Zinzendorff and Other Poems/Imprisonment for Debt

4042332Zinzendorff and Other PoemsImprisonment for Debt1836Lydia Huntley Sigourney

IMPRISONMENT FOR DEBT.

Why do ye tear
Yon lingering tenant from his humble home?
His children cling about him, and his wife
Regardless of the wintery storm, doth stand
Watching his last, far footsteps with a gaze
Of speechless misery. What is his crime?
The murderer's steel in headlong passion rais'd?
Or the red flame, in stealthy malice touch'd
To some unguarded roof? Ah no, ye say
His crime is poverty.
Disease, perchance,
Hath paralyzed his arm, or adverse skies

Withheld his harvest, or the thousand ills
That throng the hard lot of the sons of toil
Drank up his spirit. Ye indeed may hold
His form incarcerate, but will that repair
The trespass on your purse?
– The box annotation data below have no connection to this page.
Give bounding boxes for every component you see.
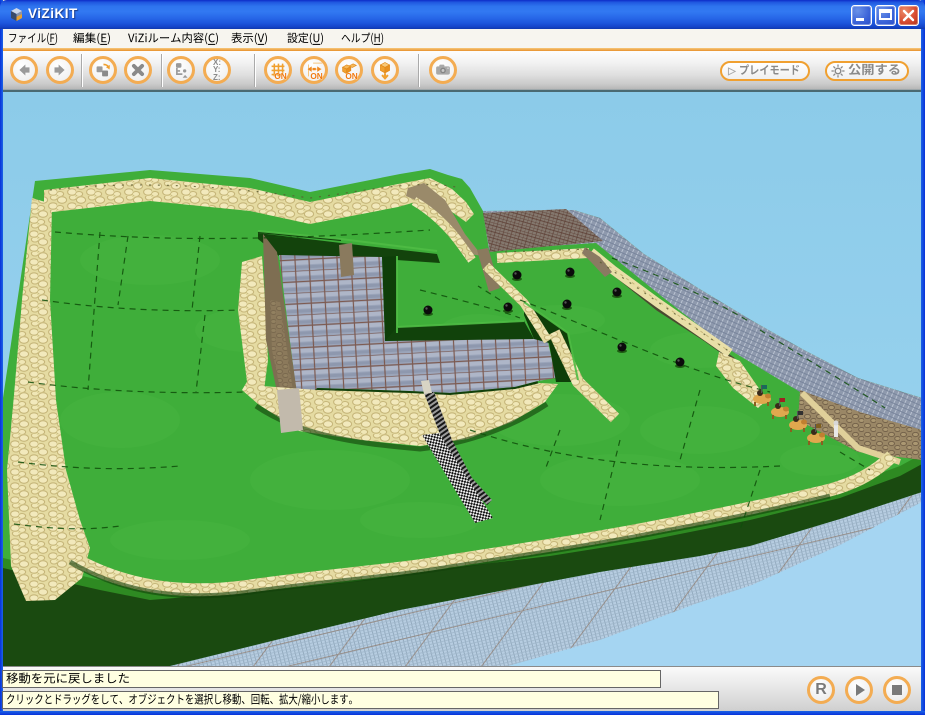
svg-text:ON: ON <box>274 72 286 81</box>
svg-text:ON: ON <box>310 72 322 81</box>
svg-text:ON: ON <box>345 72 357 81</box>
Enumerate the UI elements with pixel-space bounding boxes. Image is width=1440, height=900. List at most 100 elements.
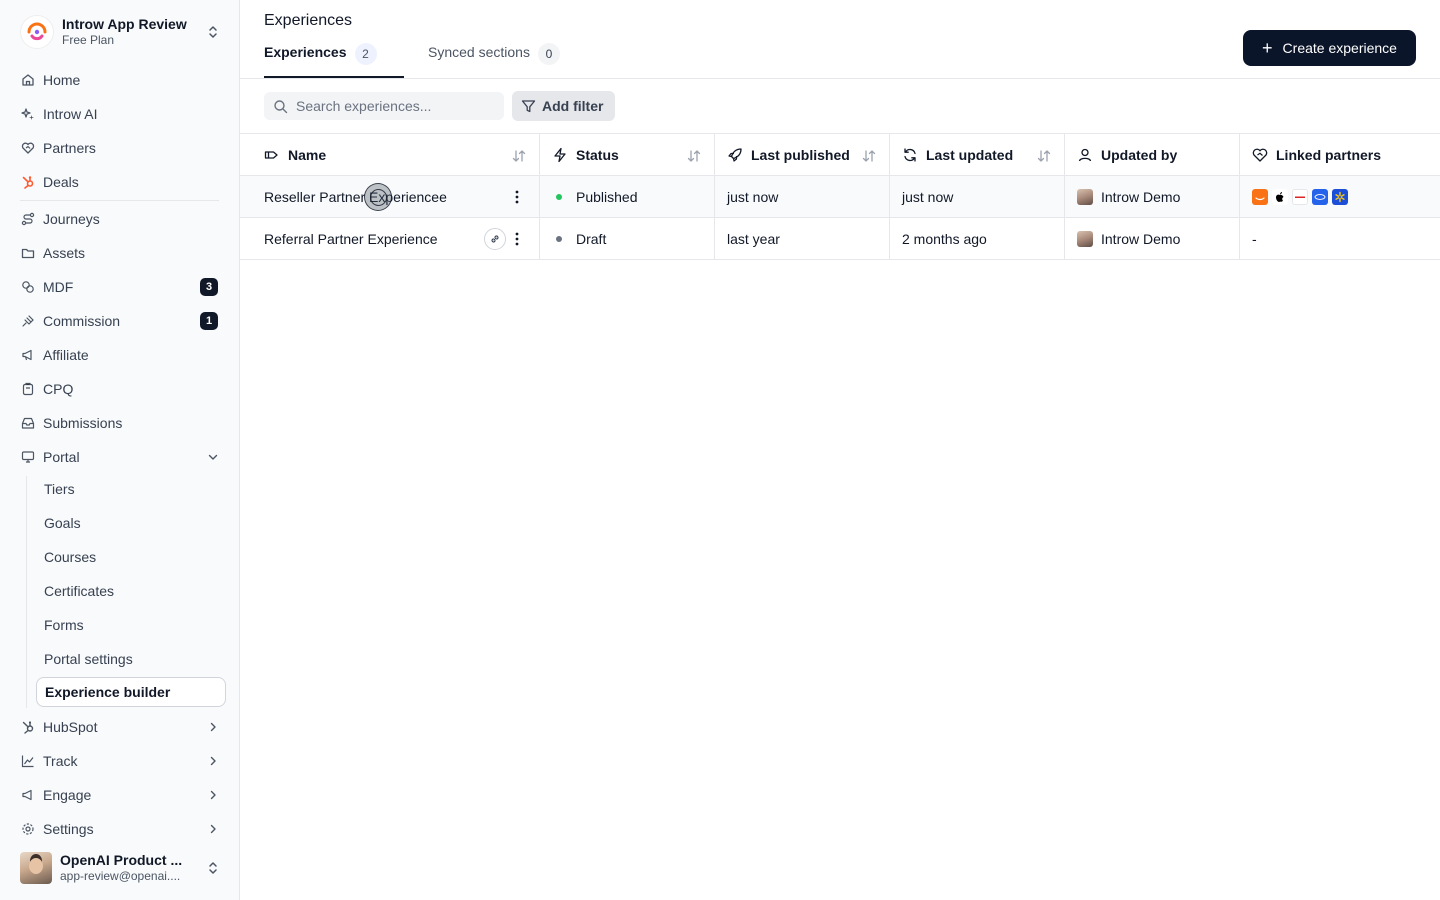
sidebar-item-label: Portal	[43, 449, 80, 465]
sidebar-item-label: Journeys	[43, 211, 100, 227]
sidebar-subitem-experience-builder[interactable]: Experience builder	[36, 677, 226, 707]
sidebar-item-engage[interactable]: Engage	[12, 781, 228, 809]
search-box[interactable]	[264, 92, 504, 120]
sidebar-item-deals[interactable]: Deals	[12, 168, 228, 196]
cell-last-published: just now	[715, 176, 890, 217]
sidebar-item-assets[interactable]: Assets	[12, 239, 228, 267]
add-filter-button[interactable]: Add filter	[512, 91, 615, 121]
status-badge: Published	[576, 188, 638, 205]
lightning-icon	[552, 147, 568, 163]
sidebar-item-commission[interactable]: Commission 1	[12, 307, 228, 335]
cell-name[interactable]: Reseller Partner Experiencee	[240, 176, 540, 217]
create-experience-button[interactable]: + Create experience	[1243, 30, 1416, 66]
status-dot	[556, 235, 562, 242]
table-row[interactable]: Referral Partner Experience Draft last y…	[240, 218, 1440, 260]
sort-icon[interactable]	[1036, 148, 1052, 164]
sidebar-item-label: Settings	[43, 821, 94, 837]
cell-last-published: last year	[715, 218, 890, 259]
sidebar: Introw App Review Free Plan Home Introw …	[0, 0, 240, 900]
sidebar-item-settings[interactable]: Settings	[12, 815, 228, 843]
sidebar-subitem-tiers[interactable]: Tiers	[36, 474, 226, 504]
home-icon	[20, 73, 35, 88]
sidebar-item-label: Affiliate	[43, 347, 89, 363]
column-header-status[interactable]: Status	[540, 134, 715, 175]
sidebar-subitem-courses[interactable]: Courses	[36, 542, 226, 572]
avatar	[1077, 230, 1093, 247]
introw-logo-icon	[20, 15, 54, 49]
cell-linked-partners: ▬▬	[1240, 176, 1440, 217]
cell-updated-by: Introw Demo	[1065, 176, 1240, 217]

To take away
The means of labor, yet require the fruits
Savoreth, methinks, of Pharaoh's policy.
Doth Themis sanction what the code of Christ
Condemns? "How readest thou?" Are there, who deem
The smallest[1] portion of their drossy gold
Full counterpoise for liberty and health,
And God's free air, and home's sweet charities?
'Mid the gay circle round their evening fire
Sit they in luxury, while warbled song,
And guest, and wine-cup speed the flying hours,
Unmindful of the prison'd one who droops
Within his close barr'd cell, or of the storm
That hoarsely round his distant dwelling sweeps,
Where she who in a lowly bed hath laid
Her famish'd babes, kneels shivering at their side,
Mingling the tear-gush with her lonely prayer?
—Revenge may draw a subsidy from pain,
Wringing stern usury from woman's woe,
And infancy's distress; but is it well
For souls that hasten to a dread account
Of motive and of deed at Heaven's high bar,
To break their Saviour's law?

Up, cleanse yourselves
From this dark vestige of a barbarous age,
Sons of the Gospel's everlasting light!
Nor let a brother of your own blest clime
Rear'd in your very gates, participant
Of freedom and salvation's birthright, find
Less favor than the heathen.
It would seem
That man who for the fleeting breath he draws
Is still a debtor and hath nought to pay,
He, who to cancel countless sins expects
Unbounded clemency, 'twould seem that he
Might to his fellow-man be pitiful,
And show that mercy which himself implores.

  1. Among the facts embodied in the deeply interesting Reports of the "Prison Discipline Society," it is related that in the city of Baltimore alone, during the year 1829, seven hundred and twelve persons suffered imprisonment for debts under the sum of twenty dollars; that in Philadelphia, during a period of fifteen months, five hundred and eighty-four were imprisoned for sums lower than five dollars, and that one man for a debt of two cents, lay in prison thirty-two days.